The hardest remaining failures involved state mismatches. When we clustered the traces that harness tuning did not recover, we found another group. Most of these shared a similar issue: both rollouts looked correct from the conversation, but one made a small mistake in a tool call or final state update, and the judge missed it. For example:
user asks to change Alice's flight → agent retrieves reservation → agent calls update tool → tool updates Bob instead of Alice → agent says “your reservation has been updated”
On this slice, Haiku improved from 44.9% to 60.2% after tuning. GPT-5.5 started higher at 58.2% but only reached 61.3%. Unlike the action-bias cases, neither harness tuning nor a stronger base model closed most of the gap. These errors require detailed state auditing: tracking entities across a long conversation, checking tool arguments, and comparing the final database state against the user's request.
| Haiku Baseline | Haiku Tuned | GPT-5.5 Baseline | GPT-5.5 Tuned |
|
|---|---|---|---|---|
| Action-bias | 46.4% | 76.8% | 75.4% | 85.5% |
| State-mismatch | 44.9% | 60.2% | 58.2% | 61.3% |
This suggests a boundary for evaluator-harness tuning. It works best when the judge is capable of the right decision but needs a better procedure for what to attend to. It doesn't work as well when the error depends on the judge's underlying ability to track long context, reconstruct state, or audit small factual differences. Those cases may require post-training the judge itself or a more specialized state-auditing component.
What we learned
- Reward model design can be posed as a harness optimization problem. The same frozen judge became better aligned with expert preferences once we optimized the evaluator harness around it.
- Evaluator tuning produced a more useful reward signal. The tuned evaluator did not just match trusted preferences more often. It selected better trajectories in best-of-N, and in a small downstream stress test, optimizing against the learned reward improved official task success. This suggests the reward became more useful for filtering, reranking, and optimization.

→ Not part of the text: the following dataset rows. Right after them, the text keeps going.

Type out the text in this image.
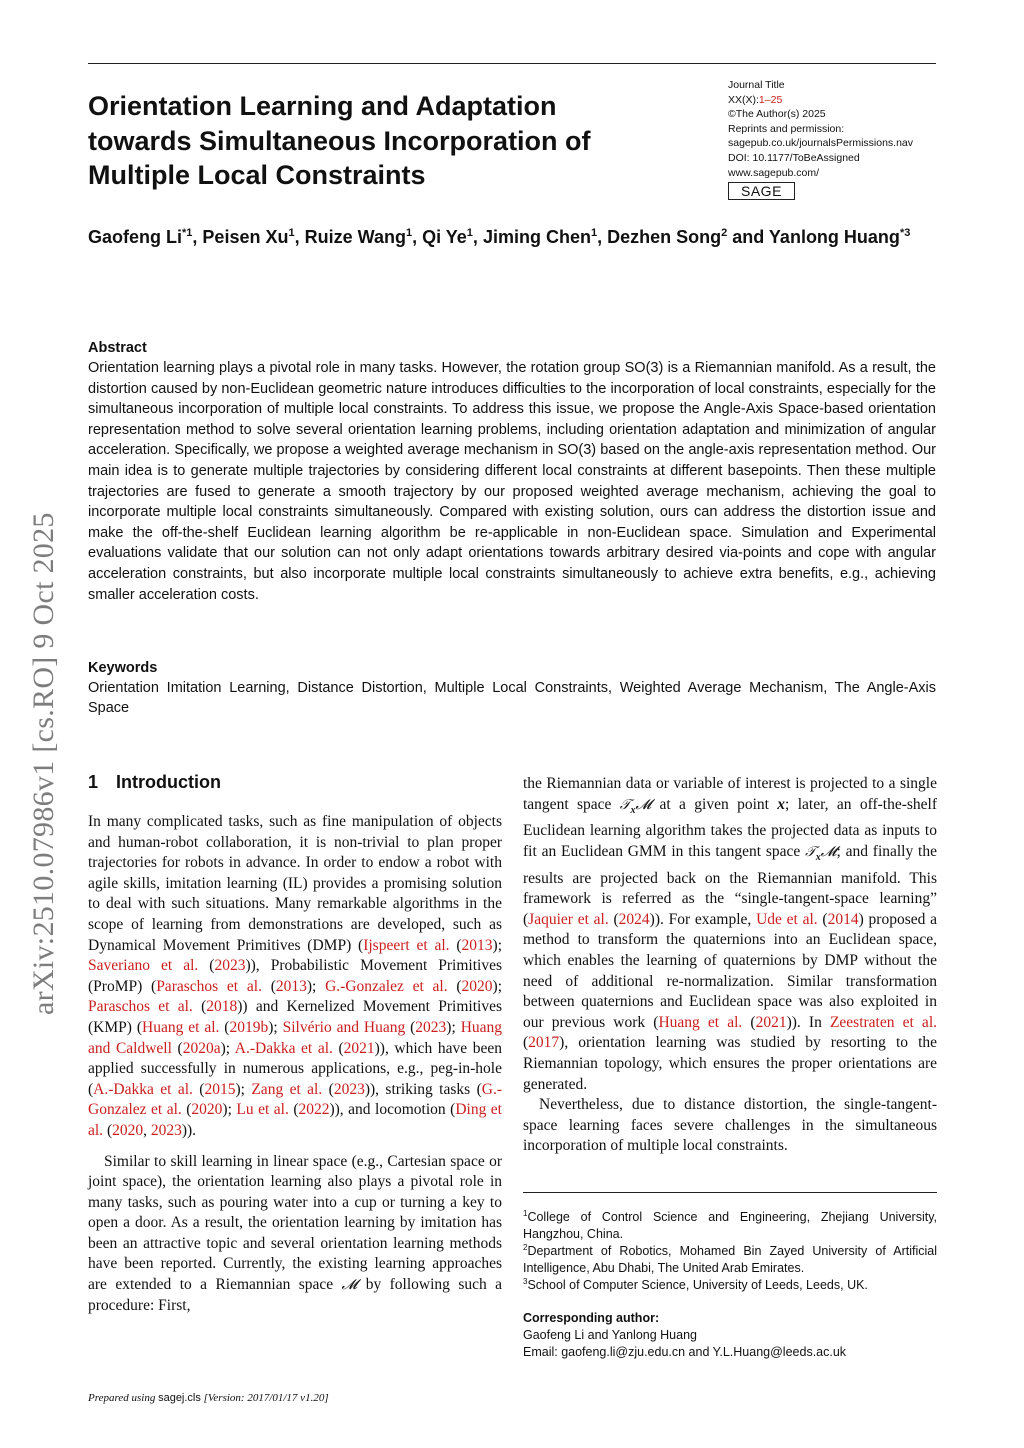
Journal Title
XX(X):1–25
©The Author(s) 2025
Reprints and permission:
sagepub.co.uk/journalsPermissions.nav
DOI: 10.1177/ToBeAssigned
www.sagepub.com/
SAGE
Orientation Learning and Adaptation
towards Simultaneous Incorporation of
Multiple Local Constraints
Gaofeng Li$^{*1}$, Peisen Xu$^1$, Ruize Wang$^1$, Qi Ye$^1$, Jiming Chen$^1$, Dezhen Song$^2$ and Yanlong Huang$^{*3}$
Abstract
Orientation learning plays a pivotal role in many tasks. However, the rotation group SO(3) is a Riemannian manifold. As a result, the distortion caused by non-Euclidean geometric nature introduces difficulties to the incorporation of local constraints, especially for the simultaneous incorporation of multiple local constraints. To address this issue, we propose the Angle-Axis Space-based orientation representation method to solve several orientation learning problems, including orientation adaptation and minimization of angular acceleration. Specifically, we propose a weighted average mechanism in SO(3) based on the angle-axis representation method. Our main idea is to generate multiple trajectories by considering different local constraints at different basepoints. Then these multiple trajectories are fused to generate a smooth trajectory by our proposed weighted average mechanism, achieving the goal to incorporate multiple local constraints simultaneously. Compared with existing solution, ours can address the distortion issue and make the off-the-shelf Euclidean learning algorithm be re-applicable in non-Euclidean space. Simulation and Experimental evaluations validate that our solution can not only adapt orientations towards arbitrary desired via-points and cope with angular acceleration constraints, but also incorporate multiple local constraints simultaneously to achieve extra benefits, e.g., achieving smaller acceleration costs.
Keywords
Orientation Imitation Learning, Distance Distortion, Multiple Local Constraints, Weighted Average Mechanism, The Angle-Axis Space
arXiv:2510.07986v1 [cs.RO] 9 Oct 2025 1 Introduction

In many complicated tasks, such as fine manipulation of objects and human-robot collaboration, it is non-trivial to plan proper trajectories for robots in advance. In order to endow a robot with agile skills, imitation learning (IL) provides a promising solution to deal with such situations. Many remarkable algorithms in the scope of learning from demonstrations are developed, such as Dynamical Movement Primitives (DMP) (Ijspeert et al. (2013); Saveriano et al. (2023)), Probabilistic Movement Primitives (ProMP) (Paraschos et al. (2013); G.-Gonzalez et al. (2020); Paraschos et al. (2018)) and Kernelized Movement Primitives (KMP) (Huang et al. (2019b); Silvério and Huang (2023); Huang and Caldwell (2020a); A.-Dakka et al. (2021)), which have been applied successfully in numerous applications, e.g., peg-in-hole (A.-Dakka et al. (2015); Zang et al. (2023)), striking tasks (G.-Gonzalez et al. (2020); Lu et al. (2022)), and locomotion (Ding et al. (2020, 2023)).

Similar to skill learning in linear space (e.g., Cartesian space or joint space), the orientation learning also plays a pivotal role in many tasks, such as pouring water into a cup or turning a key to open a door. As a result, the orientation learning by imitation has been an attractive topic and several orientation learning methods have been reported. Currently, the existing learning approaches are extended to a Riemannian space 𝓜 by following such a procedure: First,

the Riemannian data or variable of interest is projected to a single tangent space 𝒯$_x$𝓜 at a given point x; later, an off-the-shelf Euclidean learning algorithm takes the projected data as inputs to fit an Euclidean GMM in this tangent space 𝒯$_x$𝓜; and finally the results are projected back on the Riemannian manifold. This framework is referred as the “single-tangent-space learning” (Jaquier et al. (2024)). For example, Ude et al. (2014) proposed a method to transform the quaternions into an Euclidean space, which enables the learning of quaternions by DMP without the need of additional re-normalization. Similar transformation between quaternions and Euclidean space was also exploited in our previous work (Huang et al. (2021)). In Zeestraten et al. (2017), orientation learning was studied by resorting to the Riemannian topology, which ensures the proper orientations are generated.

Nevertheless, due to distance distortion, the single-tangent-space learning faces severe challenges in the simultaneous incorporation of multiple local constraints.

$^1$College of Control Science and Engineering, Zhejiang University, Hangzhou, China.
$^2$Department of Robotics, Mohamed Bin Zayed University of Artificial Intelligence, Abu Dhabi, The United Arab Emirates.
$^3$School of Computer Science, University of Leeds, Leeds, UK.
Corresponding author:
Gaofeng Li and Yanlong Huang
Email: gaofeng.li@zju.edu.cn and Y.L.Huang@leeds.ac.uk
Prepared using sagej.cls [Version: 2017/01/17 v1.20]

- Evaluator-harness tuning has a boundary. It works best when the judge can make the right decision but needs a better procedure for attending to evidence, applying policy, or avoiding biases like over-rewarding visible actions. It helps less when the error requires deeper state reconstruction, where model-level judge training or a specialized state-auditing component may be needed.
Next steps
Scale the closed loop. We ran a small stress test where the tuned reward improved downstream agent-harness optimization. The next step is to scale this by using the learned reward across larger task sets, longer search budgets, and more agent systems, then measuring whether reward alignment consistently translates into higher official task success without entropy collapse or narrowing into reward-favored behaviors.
Go beyond harness tuning. Some failures remained even after evaluator-harness optimization, especially state-mismatch errors that require detailed state reconstruction. For these cases, we're interested to test whether post-training the judge itself can recover the remaining gap.
Benchmark the proposer. The loop depends on the proposer's ability to generate useful harness updates. A natural next benchmark is to measure how well frontier agents can drive the full harness-improvement loop on a defined task.